Page:Popular Science Monthly Volume 48.djvu/119

This page has been proofread, but needs to be validated.
STUDIES OF CHILDHOOD.
109

various ways in which a child will seek to evade the point in such cases are truly marvelous, and show the childish intelligence at its ablest.

Sometimes the dreary "talking to," with its well-known deep accusatory tone, its familiar pleadings, "How can you be so naughty?" and the rest, is daringly ignored. After keeping up an excellent appearance of listening, the small culprit proceeds in the most artless way to talk about something more agreeable. This is trying, but is not the worst. The deepest depth of maternal humiliation is reached when a carefully prepared and solemnly delivered homily is rewarded by a tu quoque in the shape of a correction of something in the delivery which offends the child's sense of propriety. This befell one mother who, after talking seriously to her little boy about some fault, was met with this remark: "Mamma, when you talk you don't move your upper jaw."
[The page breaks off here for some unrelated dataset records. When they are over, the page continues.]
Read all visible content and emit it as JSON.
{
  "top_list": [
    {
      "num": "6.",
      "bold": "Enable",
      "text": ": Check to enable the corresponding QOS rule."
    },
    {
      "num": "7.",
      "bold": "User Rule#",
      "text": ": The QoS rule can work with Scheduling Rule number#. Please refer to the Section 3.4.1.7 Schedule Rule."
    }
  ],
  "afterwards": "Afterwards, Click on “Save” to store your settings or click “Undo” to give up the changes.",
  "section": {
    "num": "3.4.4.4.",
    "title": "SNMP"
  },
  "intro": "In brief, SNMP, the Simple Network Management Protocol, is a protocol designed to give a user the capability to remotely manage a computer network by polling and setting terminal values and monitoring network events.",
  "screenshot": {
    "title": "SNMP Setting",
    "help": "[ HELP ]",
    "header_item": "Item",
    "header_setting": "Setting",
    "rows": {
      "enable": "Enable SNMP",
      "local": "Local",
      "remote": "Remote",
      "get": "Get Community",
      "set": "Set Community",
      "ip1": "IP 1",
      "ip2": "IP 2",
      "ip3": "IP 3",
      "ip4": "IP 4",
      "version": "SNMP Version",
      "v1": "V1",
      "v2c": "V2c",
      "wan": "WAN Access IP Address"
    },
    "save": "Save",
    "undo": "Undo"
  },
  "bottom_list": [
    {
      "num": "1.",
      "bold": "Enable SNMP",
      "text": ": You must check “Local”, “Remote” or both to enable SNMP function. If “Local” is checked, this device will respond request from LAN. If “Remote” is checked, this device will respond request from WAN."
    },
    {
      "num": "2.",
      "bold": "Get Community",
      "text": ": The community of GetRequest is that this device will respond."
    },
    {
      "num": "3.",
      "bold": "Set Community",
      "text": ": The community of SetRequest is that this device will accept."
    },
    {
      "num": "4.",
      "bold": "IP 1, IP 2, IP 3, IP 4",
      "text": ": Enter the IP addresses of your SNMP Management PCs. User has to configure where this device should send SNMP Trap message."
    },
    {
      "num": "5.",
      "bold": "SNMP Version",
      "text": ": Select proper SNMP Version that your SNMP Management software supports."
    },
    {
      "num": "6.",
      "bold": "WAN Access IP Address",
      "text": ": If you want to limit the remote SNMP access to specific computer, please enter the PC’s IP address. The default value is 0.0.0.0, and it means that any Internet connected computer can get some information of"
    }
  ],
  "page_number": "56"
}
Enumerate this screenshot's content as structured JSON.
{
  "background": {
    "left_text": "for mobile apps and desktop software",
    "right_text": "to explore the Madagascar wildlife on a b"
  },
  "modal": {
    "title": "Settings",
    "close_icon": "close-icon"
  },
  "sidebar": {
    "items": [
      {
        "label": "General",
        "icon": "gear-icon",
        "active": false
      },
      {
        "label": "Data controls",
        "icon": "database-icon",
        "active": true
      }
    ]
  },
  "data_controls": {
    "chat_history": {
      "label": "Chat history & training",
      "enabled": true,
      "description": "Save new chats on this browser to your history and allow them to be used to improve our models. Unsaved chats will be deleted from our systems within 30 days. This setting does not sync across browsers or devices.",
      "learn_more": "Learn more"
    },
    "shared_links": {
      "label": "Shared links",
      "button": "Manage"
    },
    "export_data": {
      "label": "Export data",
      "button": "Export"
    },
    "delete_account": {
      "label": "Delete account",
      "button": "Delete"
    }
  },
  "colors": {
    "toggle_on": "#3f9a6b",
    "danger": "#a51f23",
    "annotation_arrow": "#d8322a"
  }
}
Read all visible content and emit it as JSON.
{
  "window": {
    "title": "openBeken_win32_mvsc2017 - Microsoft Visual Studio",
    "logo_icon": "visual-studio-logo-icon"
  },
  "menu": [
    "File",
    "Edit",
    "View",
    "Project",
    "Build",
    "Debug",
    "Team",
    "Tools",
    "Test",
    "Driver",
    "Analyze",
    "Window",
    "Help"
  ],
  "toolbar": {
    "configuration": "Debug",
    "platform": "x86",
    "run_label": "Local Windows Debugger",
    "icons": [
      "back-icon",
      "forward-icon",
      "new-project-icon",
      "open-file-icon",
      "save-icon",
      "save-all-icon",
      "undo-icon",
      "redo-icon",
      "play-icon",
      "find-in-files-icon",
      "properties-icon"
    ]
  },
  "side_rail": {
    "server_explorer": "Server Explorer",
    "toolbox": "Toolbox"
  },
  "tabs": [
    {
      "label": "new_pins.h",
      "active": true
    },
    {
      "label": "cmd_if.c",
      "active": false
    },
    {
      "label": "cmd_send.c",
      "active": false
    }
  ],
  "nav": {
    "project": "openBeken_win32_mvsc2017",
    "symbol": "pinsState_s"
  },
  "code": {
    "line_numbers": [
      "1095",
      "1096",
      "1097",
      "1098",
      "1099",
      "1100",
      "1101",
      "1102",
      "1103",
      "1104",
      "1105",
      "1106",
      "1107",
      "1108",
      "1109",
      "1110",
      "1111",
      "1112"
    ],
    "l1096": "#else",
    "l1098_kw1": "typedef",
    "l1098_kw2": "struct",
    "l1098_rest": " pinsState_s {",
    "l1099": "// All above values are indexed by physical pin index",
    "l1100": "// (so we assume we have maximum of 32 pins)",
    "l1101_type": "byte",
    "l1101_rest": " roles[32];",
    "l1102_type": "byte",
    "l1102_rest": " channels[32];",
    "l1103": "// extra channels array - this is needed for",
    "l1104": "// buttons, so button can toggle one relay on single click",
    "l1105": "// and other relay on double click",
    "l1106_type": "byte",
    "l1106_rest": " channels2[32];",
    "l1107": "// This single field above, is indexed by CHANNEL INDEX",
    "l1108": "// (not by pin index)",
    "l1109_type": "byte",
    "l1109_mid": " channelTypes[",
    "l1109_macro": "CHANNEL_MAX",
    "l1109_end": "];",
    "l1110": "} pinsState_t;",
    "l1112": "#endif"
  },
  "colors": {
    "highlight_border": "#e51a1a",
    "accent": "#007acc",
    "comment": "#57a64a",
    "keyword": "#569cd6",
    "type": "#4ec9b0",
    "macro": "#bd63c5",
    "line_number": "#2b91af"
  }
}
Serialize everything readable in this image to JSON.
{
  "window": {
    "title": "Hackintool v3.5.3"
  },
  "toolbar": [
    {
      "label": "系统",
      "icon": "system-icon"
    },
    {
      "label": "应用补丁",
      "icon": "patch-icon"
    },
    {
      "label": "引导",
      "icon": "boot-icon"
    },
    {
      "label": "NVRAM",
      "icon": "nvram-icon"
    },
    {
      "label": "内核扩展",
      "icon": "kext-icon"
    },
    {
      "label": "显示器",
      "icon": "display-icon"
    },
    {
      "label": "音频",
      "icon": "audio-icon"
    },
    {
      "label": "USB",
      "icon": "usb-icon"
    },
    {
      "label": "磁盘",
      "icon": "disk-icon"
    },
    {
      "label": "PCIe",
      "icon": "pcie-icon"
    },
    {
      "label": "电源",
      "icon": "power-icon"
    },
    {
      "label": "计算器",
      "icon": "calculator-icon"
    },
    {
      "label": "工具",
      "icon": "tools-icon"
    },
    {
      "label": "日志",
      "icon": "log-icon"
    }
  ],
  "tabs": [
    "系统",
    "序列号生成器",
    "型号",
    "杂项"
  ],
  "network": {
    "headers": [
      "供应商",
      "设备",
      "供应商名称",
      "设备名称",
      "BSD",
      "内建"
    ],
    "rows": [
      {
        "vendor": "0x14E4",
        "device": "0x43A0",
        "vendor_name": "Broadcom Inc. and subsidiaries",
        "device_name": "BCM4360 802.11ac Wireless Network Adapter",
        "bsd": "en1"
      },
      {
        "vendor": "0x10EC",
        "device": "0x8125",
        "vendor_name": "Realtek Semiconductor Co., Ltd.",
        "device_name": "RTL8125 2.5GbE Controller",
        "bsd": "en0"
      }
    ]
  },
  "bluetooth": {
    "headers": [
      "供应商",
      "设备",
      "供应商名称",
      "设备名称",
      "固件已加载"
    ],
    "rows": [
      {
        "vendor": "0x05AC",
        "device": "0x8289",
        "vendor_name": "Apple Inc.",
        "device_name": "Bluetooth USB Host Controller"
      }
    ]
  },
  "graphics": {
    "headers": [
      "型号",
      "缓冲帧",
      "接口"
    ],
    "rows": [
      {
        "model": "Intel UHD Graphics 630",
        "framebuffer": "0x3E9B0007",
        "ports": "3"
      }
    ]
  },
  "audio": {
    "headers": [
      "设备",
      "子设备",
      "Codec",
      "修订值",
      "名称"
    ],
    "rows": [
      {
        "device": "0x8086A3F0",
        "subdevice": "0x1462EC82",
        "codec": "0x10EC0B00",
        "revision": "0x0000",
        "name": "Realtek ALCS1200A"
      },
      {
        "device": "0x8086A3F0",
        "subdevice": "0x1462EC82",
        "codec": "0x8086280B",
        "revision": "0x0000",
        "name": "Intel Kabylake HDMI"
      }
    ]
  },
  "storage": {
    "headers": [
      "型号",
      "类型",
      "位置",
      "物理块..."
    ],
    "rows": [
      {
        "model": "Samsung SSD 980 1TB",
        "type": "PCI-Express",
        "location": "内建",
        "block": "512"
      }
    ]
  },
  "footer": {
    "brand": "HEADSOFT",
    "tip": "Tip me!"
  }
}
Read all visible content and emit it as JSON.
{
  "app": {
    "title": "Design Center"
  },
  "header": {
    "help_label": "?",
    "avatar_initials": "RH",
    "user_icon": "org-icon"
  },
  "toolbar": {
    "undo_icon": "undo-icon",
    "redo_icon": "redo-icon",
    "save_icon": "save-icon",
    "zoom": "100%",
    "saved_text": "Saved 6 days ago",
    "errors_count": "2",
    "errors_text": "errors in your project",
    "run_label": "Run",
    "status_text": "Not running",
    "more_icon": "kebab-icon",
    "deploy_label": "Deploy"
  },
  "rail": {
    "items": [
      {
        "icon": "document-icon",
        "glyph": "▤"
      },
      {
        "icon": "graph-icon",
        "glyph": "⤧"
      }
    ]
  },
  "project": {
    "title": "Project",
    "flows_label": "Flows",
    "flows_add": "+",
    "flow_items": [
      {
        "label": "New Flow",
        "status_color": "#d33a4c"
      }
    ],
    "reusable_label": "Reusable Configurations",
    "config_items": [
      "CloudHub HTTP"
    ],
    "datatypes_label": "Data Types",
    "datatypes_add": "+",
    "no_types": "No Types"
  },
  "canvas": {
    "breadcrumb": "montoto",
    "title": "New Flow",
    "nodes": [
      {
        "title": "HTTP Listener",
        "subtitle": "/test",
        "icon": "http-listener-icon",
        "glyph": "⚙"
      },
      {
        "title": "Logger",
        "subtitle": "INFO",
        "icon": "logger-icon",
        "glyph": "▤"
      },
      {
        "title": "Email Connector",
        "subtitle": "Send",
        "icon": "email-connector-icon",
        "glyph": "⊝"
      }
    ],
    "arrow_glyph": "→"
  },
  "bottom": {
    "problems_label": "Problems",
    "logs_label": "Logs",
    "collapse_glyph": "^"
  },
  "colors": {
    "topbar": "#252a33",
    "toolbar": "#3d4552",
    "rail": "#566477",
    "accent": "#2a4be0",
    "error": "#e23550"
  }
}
It is, of course, difficult to say how far a child's interruptions, and what look like turnings of the conversation when receiving rebuke, are the result of deliberate plotting. We know it is hard to hold the young thoughts long on any subject, and the homily makes a heavy demand in this respect, and its theme is apt to seem dull to a child's lively brain. The thoughts will be sure to wander then, and the rude interruptions and digressions may, after all, be but the natural play of the young mind. I fear, however, that design often has a hand here. The first digression to which the weak disciplinarian succumbed may have been the result of a spontaneous movement of child-thought; but its success enables the observant child to try it on a second time with artful aim.

In cases in which no attempt is made to ignore the accusation, the small wits are busy discovering palliatives and exculpations. Here we have the many ruses, often crude enough, by which the little culprit tries to shake off moral responsibility, to deny the authorship of the action found fault with. The blame is put on anybody or anything. When he breaks something, say a cup, and is scolded, he saves himself by saying it was because the cup wasn't made strong enough, or because the maid put it too near the edge of the table. There are clear indications of fatalistic thought in these childish disclaimers. Things were so conditioned that he could not help doing what he did. This fatalism betrays itself in the childish ruses already referred to by which the ego tries to screen itself shabbily by throwing responsibility on to the bodily agents. This device is sometimes hit upon very early. A wee child of two, when told not to cry, gasped out, "Elsie cry—not Elsie cry—tears cry—naughty tears." This, it must be allowed, is more plausible than C——'s lame attempt to put off responsibility on his hands; for our tears are in a sense apart from us, and in the first years are wholly beyond control.